Эмма Анатольевна не была расположена к откровениям, но случайно проговорилась, и отвертеться от произнесенных слов уже не могла. Дулась, как большая толстая лягушка, пыхтела, но потом, под прицелами устремленных на нее глаз, не выдержала и сдалась.
– Ладно… Допустим, я помню. Если, конечно, это оно… Пришла ко мне на экзамен девица, начала что-то мычать. А я, слава богу, преподаватель со стажем, сразу вижу, готов абитуриент или нет. Не скажу, что она вообще ничего не знала, видимо, все же успела полистать учебник накануне, но этого недостаточно. Нам и так ректорат пеняет, что мы слишком миндальничаем.

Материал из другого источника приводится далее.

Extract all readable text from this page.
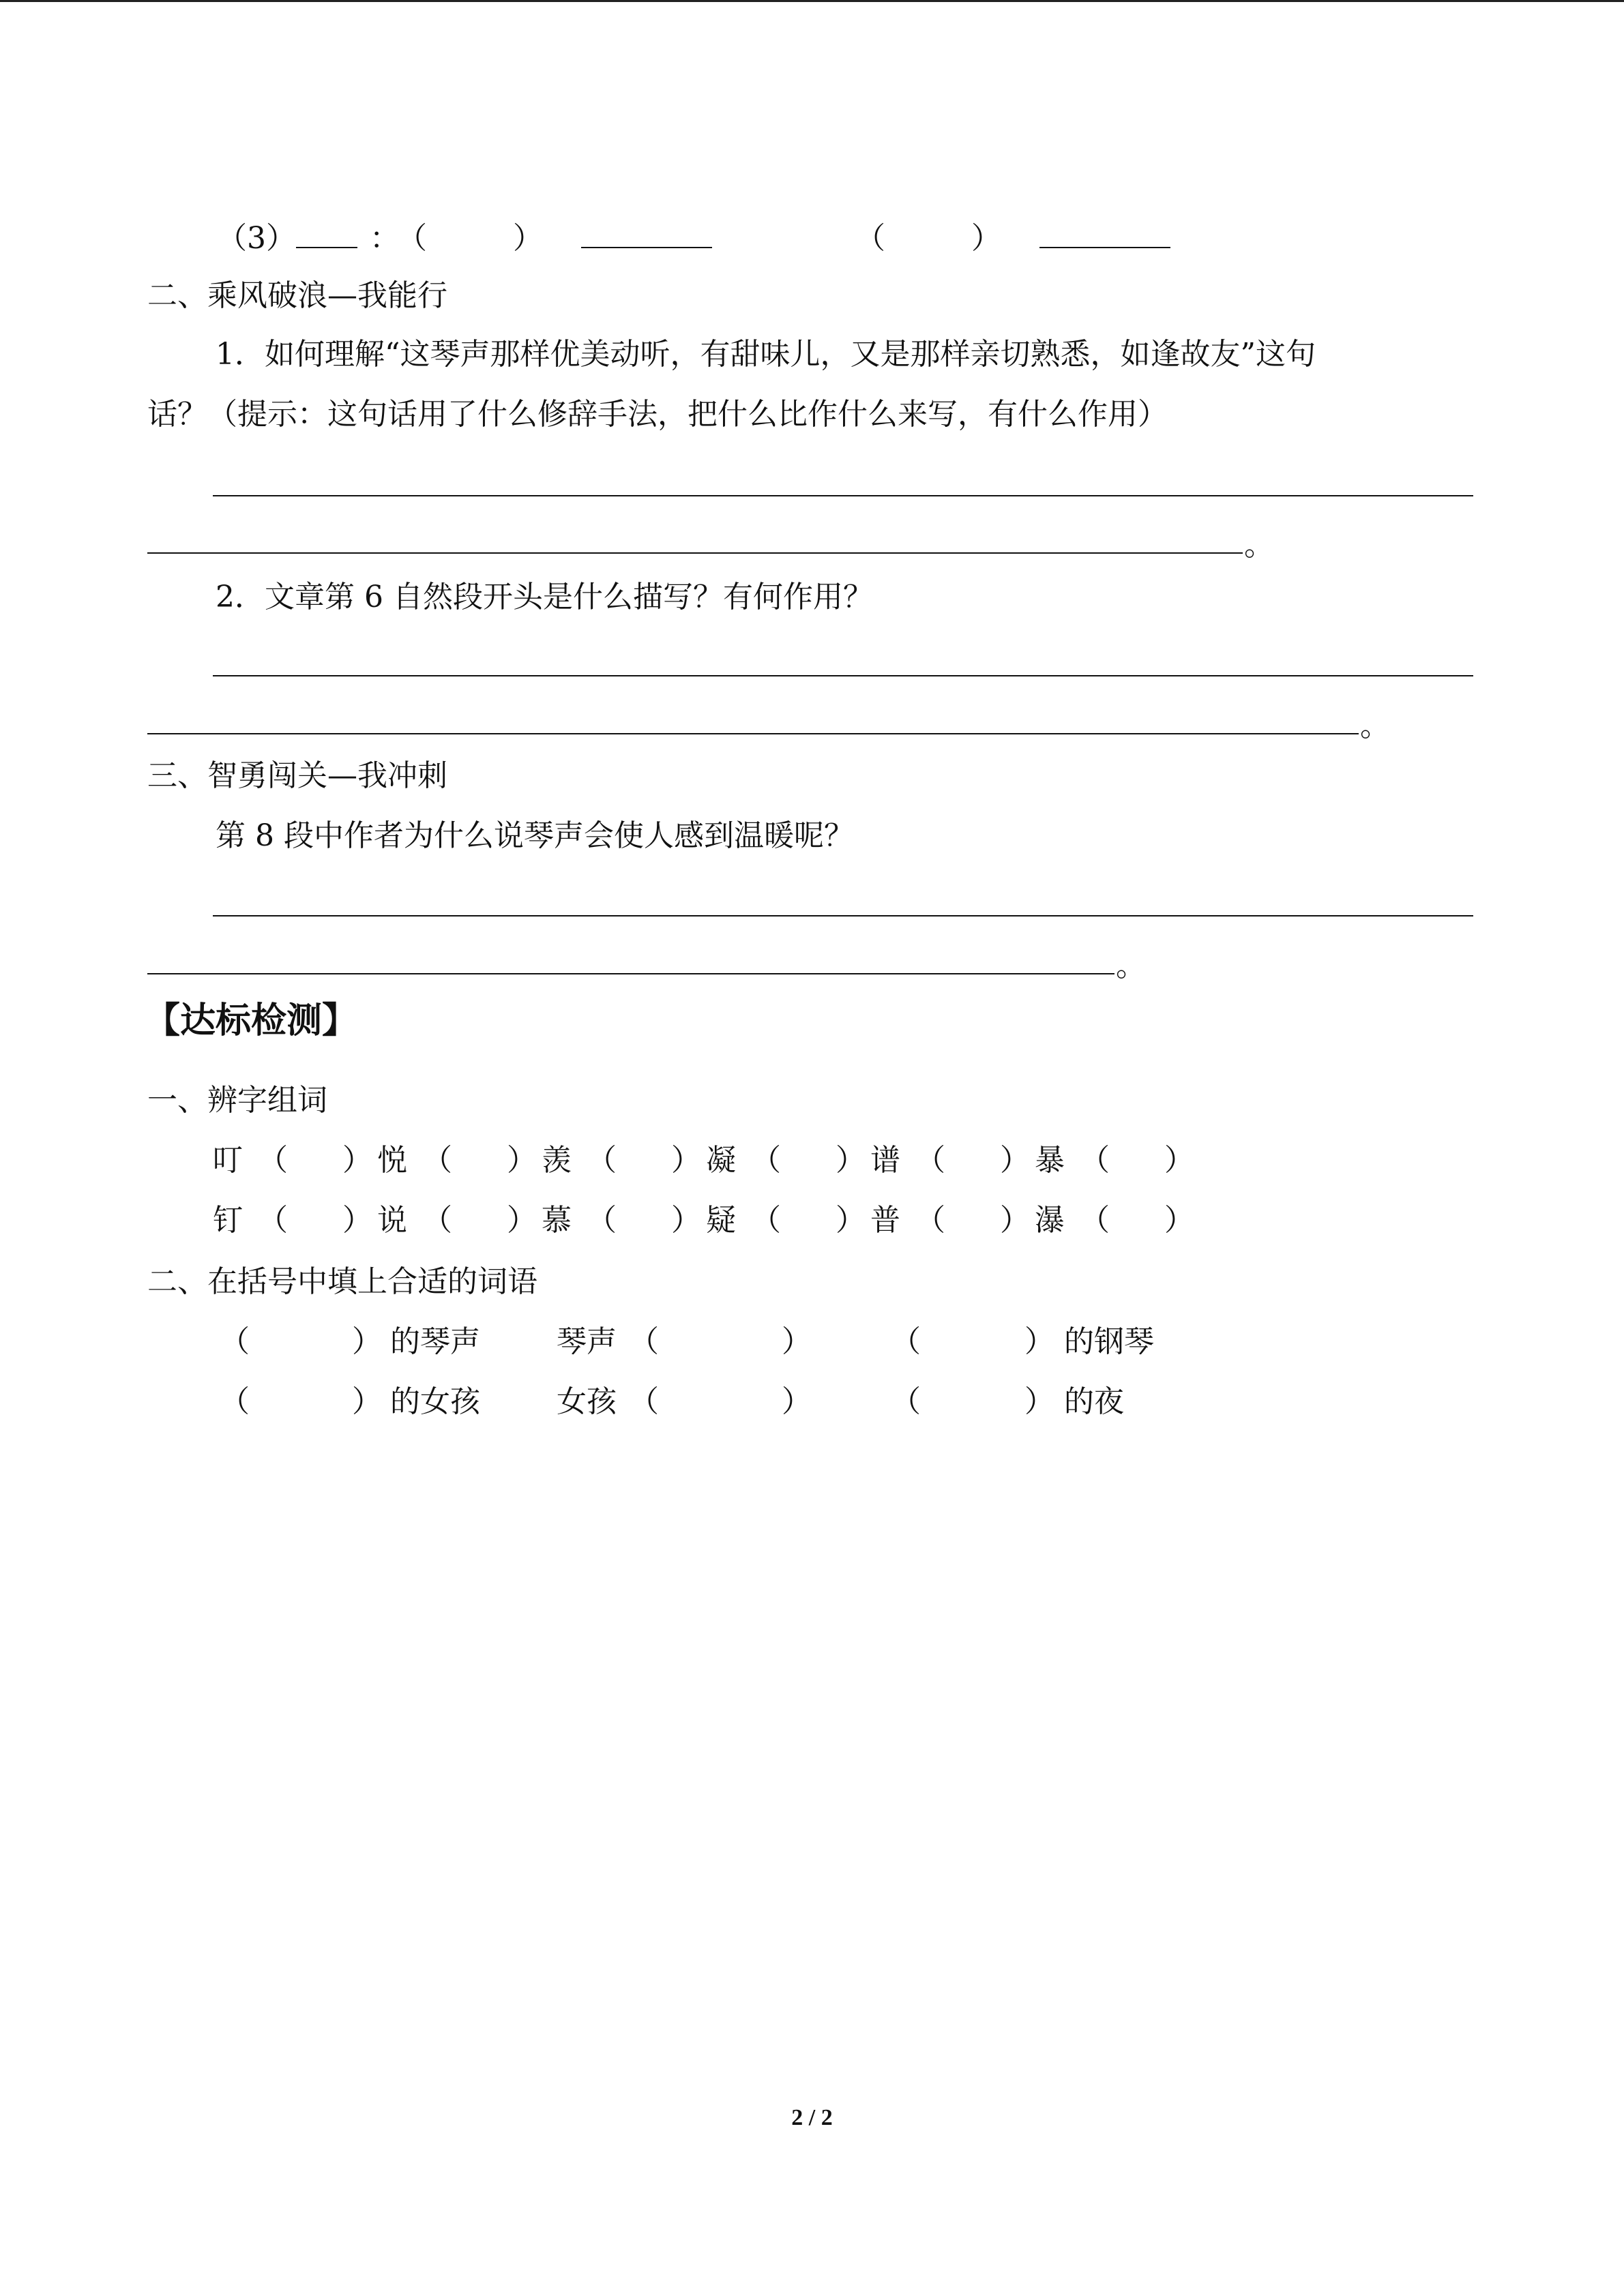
（3） ： （ ）	（ ）
二、乘风破浪—我能行
1．如何理解“这琴声那样优美动听，有甜味儿，又是那样亲切熟悉，如逢故友”这句
话？（提示：这句话用了什么修辞手法，把什么比作什么来写，有什么作用）
。
2．文章第 6 自然段开头是什么描写？有何作用？
。
三、智勇闯关—我冲刺
第 8 段中作者为什么说琴声会使人感到温暖呢？
。
【达标检测】
一、辨字组词
叮 （ ） 悦 （ ） 羡 （ ） 凝 （ ） 谱 （ ） 暴 （ ）
钉 （ ） 说 （ ） 慕 （ ） 疑 （ ） 普 （ ） 瀑 （ ）
二、在括号中填上合适的词语
（	） 的琴声	琴声 （	）	（	） 的钢琴
（	） 的女孩	女孩 （	）	（	） 的夜
2 / 2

К нам в Сельскохозяйственный кто только не приходит! Считают, если не поступил в престижный вуз, то уж в этот-то обязательно примут.

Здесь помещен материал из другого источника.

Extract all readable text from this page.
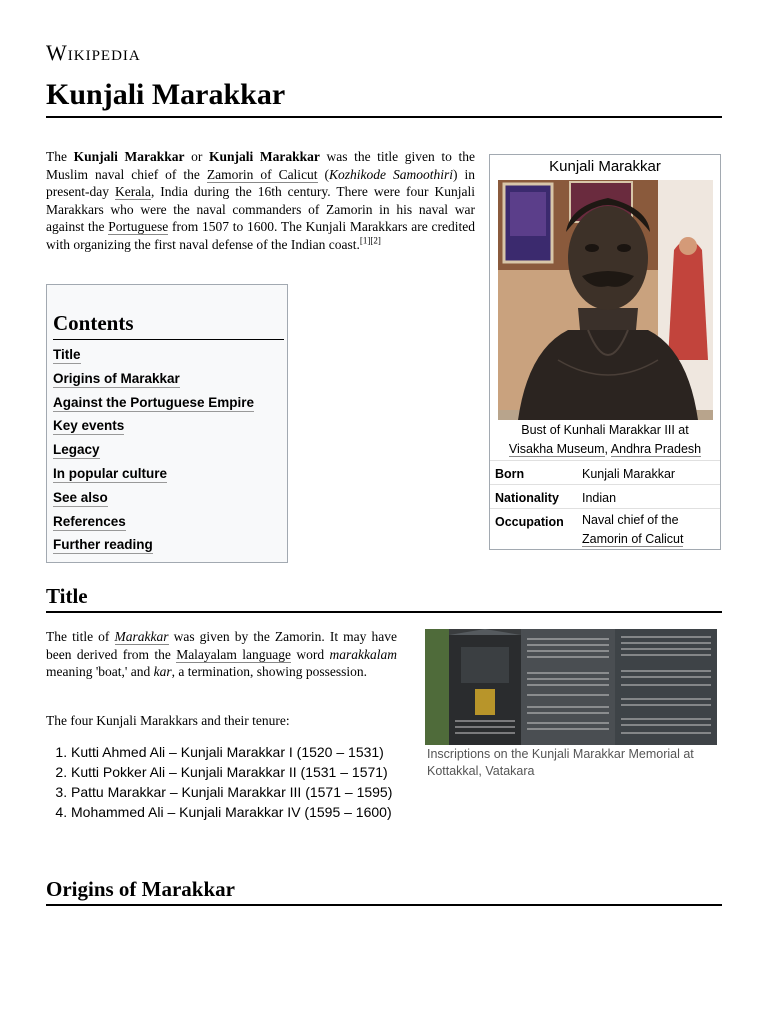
Wikipedia
Kunjali Marakkar
The Kunjali Marakkar or Kunjali Marakkar was the title given to the Muslim naval chief of the Zamorin of Calicut (Kozhikode Samoothiri) in present-day Kerala, India during the 16th century. There were four Kunjali Marakkars who were the naval commanders of Zamorin in his naval war against the Portuguese from 1507 to 1600. The Kunjali Marakkars are credited with organizing the first naval defense of the Indian coast.[1][2]
Contents
Title
Origins of Marakkar
Against the Portuguese Empire
Key events
Legacy
In popular culture
See also
References
Further reading
Kunjali Marakkar
Bust of Kunhali Marakkar III at
Visakha Museum, Andhra Pradesh
Born	Kunjali Marakkar
Nationality Indian
Occupation Naval chief of the
Zamorin of Calicut
Title
The title of Marakkar was given by the Zamorin. It may have been derived from the Malayalam language word marakkalam meaning 'boat,' and kar, a termination, showing possession.
The four Kunjali Marakkars and their tenure:
1. Kutti Ahmed Ali – Kunjali Marakkar I (1520 – 1531)
2. Kutti Pokker Ali – Kunjali Marakkar II (1531 – 1571)
3. Pattu Marakkar – Kunjali Marakkar III (1571 – 1595)
4. Mohammed Ali – Kunjali Marakkar IV (1595 – 1600)
Inscriptions on the Kunjali Marakkar Memorial at Kottakkal, Vatakara
Origins of Marakkar
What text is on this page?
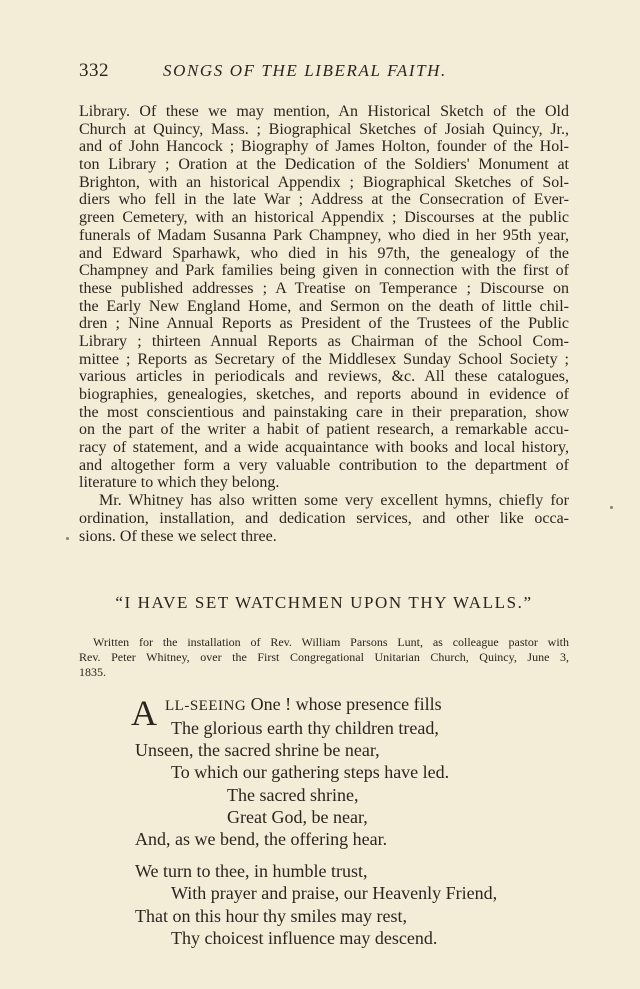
332	SONGS OF THE LIBERAL FAITH.
Library. Of these we may mention, An Historical Sketch of the Old
Church at Quincy, Mass. ; Biographical Sketches of Josiah Quincy, Jr.,
and of John Hancock ; Biography of James Holton, founder of the Hol-
ton Library ; Oration at the Dedication of the Soldiers' Monument at
Brighton, with an historical Appendix ; Biographical Sketches of Sol-
diers who fell in the late War ; Address at the Consecration of Ever-
green Cemetery, with an historical Appendix ; Discourses at the public
funerals of Madam Susanna Park Champney, who died in her 95th year,
and Edward Sparhawk, who died in his 97th, the genealogy of the
Champney and Park families being given in connection with the first of
these published addresses ; A Treatise on Temperance ; Discourse on
the Early New England Home, and Sermon on the death of little chil-
dren ; Nine Annual Reports as President of the Trustees of the Public
Library ; thirteen Annual Reports as Chairman of the School Com-
mittee ; Reports as Secretary of the Middlesex Sunday School Society ;
various articles in periodicals and reviews, &c. All these catalogues,
biographies, genealogies, sketches, and reports abound in evidence of
the most conscientious and painstaking care in their preparation, show
on the part of the writer a habit of patient research, a remarkable accu-
racy of statement, and a wide acquaintance with books and local history,
and altogether form a very valuable contribution to the department of
literature to which they belong.
Mr. Whitney has also written some very excellent hymns, chiefly for
ordination, installation, and dedication services, and other like occa-
sions. Of these we select three.
“I HAVE SET WATCHMEN UPON THY WALLS.”
Written for the installation of Rev. William Parsons Lunt, as colleague pastor with
Rev. Peter Whitney, over the First Congregational Unitarian Church, Quincy, June 3,
1835.
A LL-SEEING One ! whose presence fills
The glorious earth thy children tread,
Unseen, the sacred shrine be near,
To which our gathering steps have led.
The sacred shrine,
Great God, be near,
And, as we bend, the offering hear.
We turn to thee, in humble trust,
With prayer and praise, our Heavenly Friend,
That on this hour thy smiles may rest,
Thy choicest influence may descend.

– А разве нет? – бормотнул Славик.
Увидев, что кроме него есть еще кому исповедаться, он перестал истерить и больше не кричал, сидел на краю скамьи, сжавшись в комок, как еж, разве что иголок не хватало.
– Нет! – с жаром заверила его Эмма Анатольевна. – Мы никому ничем не обязаны. У нас солидное заведение, с регалиями, а не приют для бездарностей.
– Короче, турнули вы девчонку, – констатировал товарищ Калинников без особой деликатности.
– Не турнула, а указала ей на то, что она еще не готова к поступлению.
– И что она? Поди, рыдала?
– Нет. Гордая попалась. Забрала документы и ушла. Еще и глянула на меня презрительно, будто я какую-то подлость совершила. Паршивка эдакая… – Эмма Анатольевна неожиданно повернулась к Юлечке и гаркнула: – Что, ее тоже надо было пожалеть? У нас в инструкциях, милочка, слово «жалость» отсутствует. Его ни в одном законе нет, и в Конституции тоже.
– Да мы не про законы, – вздохнул товарищ Калинников. – Мы по-человечески.
– Тогда и вы покайтесь, человек с большим сердцем, – съязвила Эмма Анатольевна. – Или здесь только мы с Вячеславом изверги и нелюди, а вы с Юлей ангелы?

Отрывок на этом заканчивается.